The subsequent sheriff’s office training put Maupin through three simulations. In the first, “Deputy” Maupin responds to a call that a man is casing vehicles in a parking lot. The man claims he’s just looking for his vehicle. As Maupin asks what kind of car he drives, the man briefly steps halfway behind a vehicle then comes out and “shoots” Maupin with a handgun.

The second simulation has two men shoving each other around. When Maupin calls out to them, the larger man of the two aggressively approaches Maupin, prompting the “deputy” to “shoot” the unarmed tough guy.

Maupin explained, “He rushed me . . . I felt that it was an imminent threat. I didn’t necessarily see him armed, but he came clearly to do some harm to the officer, to my person.”

In the third simulation, Maupin forces a suspected burglar facedown to the ground, puts a handgun directly against the man’s back and a knee on his lower back to restrain him while searching for weapons. No shots fired this time, but a knife found hidden in his waistband.

Maupin then explained to a television interviewer, “I didn’t understand how important compliance was” when a citizen has attracted the suspicions of an officer. “Yeah, my attitude has changed….People need to comply with the orders of law-enforcement officers for their own sake.”

A Phoenix man who recently viewed this video, James Asher, D.O., told The Wanderer on August 25 that the need for compliance should have been obvious anyway, but “God bless him for coming to the truth and understanding of the situation.”

Two recent explicit videos that showed black men being shot by police — one incident in Atlanta and one in Kenosha, Wis. — both revealed the civilians struggling with police officers and then running or walking away before being shot. In Atlanta the man took an officer’s Taser and fired it while running away. In Kenosha the man, without an okay, bent through an automobile door, possibly to get something.

In a third incident, when George Floyd was pinned to the ground by a Minneapolis officer before dying, although he wasn’t shot, Floyd first had struggled and resisted getting into a police car.

No matter how innocent a civilian may believe his situation to be, it’s best to follow officers’ orders at the time, stay alive, then take any complaint to official investigators later.
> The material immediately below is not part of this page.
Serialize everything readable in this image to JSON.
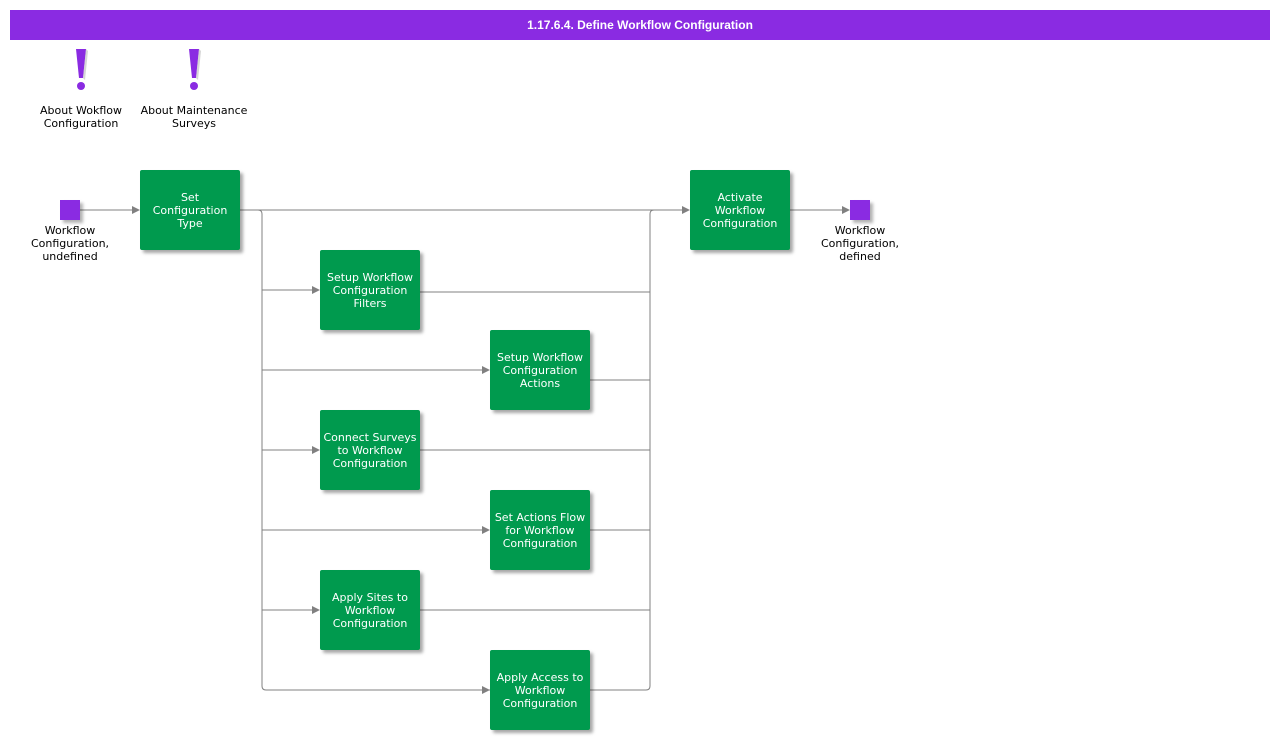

In a separate recent development, some former Republican officeholders announced they supported Democrat Joe Biden for president. Perhaps the best-known of these was one-term, open-borders U.S. Sen. Jeff Flake, of Arizona, who already had voiced his sanctimonious disgust with Donald Trump during his first presidential race, in 2016.

Nor was it a surprise to see the names of pro-abortion liberal Republicans like former New Jersey Gov. Christine Todd Whitman or Jim Kolbe, a former southern Arizona congressman.

The Washington, D.C., swamp also figured in this endorsement.

Washington Examiner columnist Timothy Carney posted on August 24 that biotech lobbyist Jim Greenwood “isn’t the only lobbyist or quasi-lobbyist on the list of Republicans for Biden. Twelve of the 27 names on that list show up in the Revolving Door database run by the Center for Responsive Politics. Three of them are at just one firm.”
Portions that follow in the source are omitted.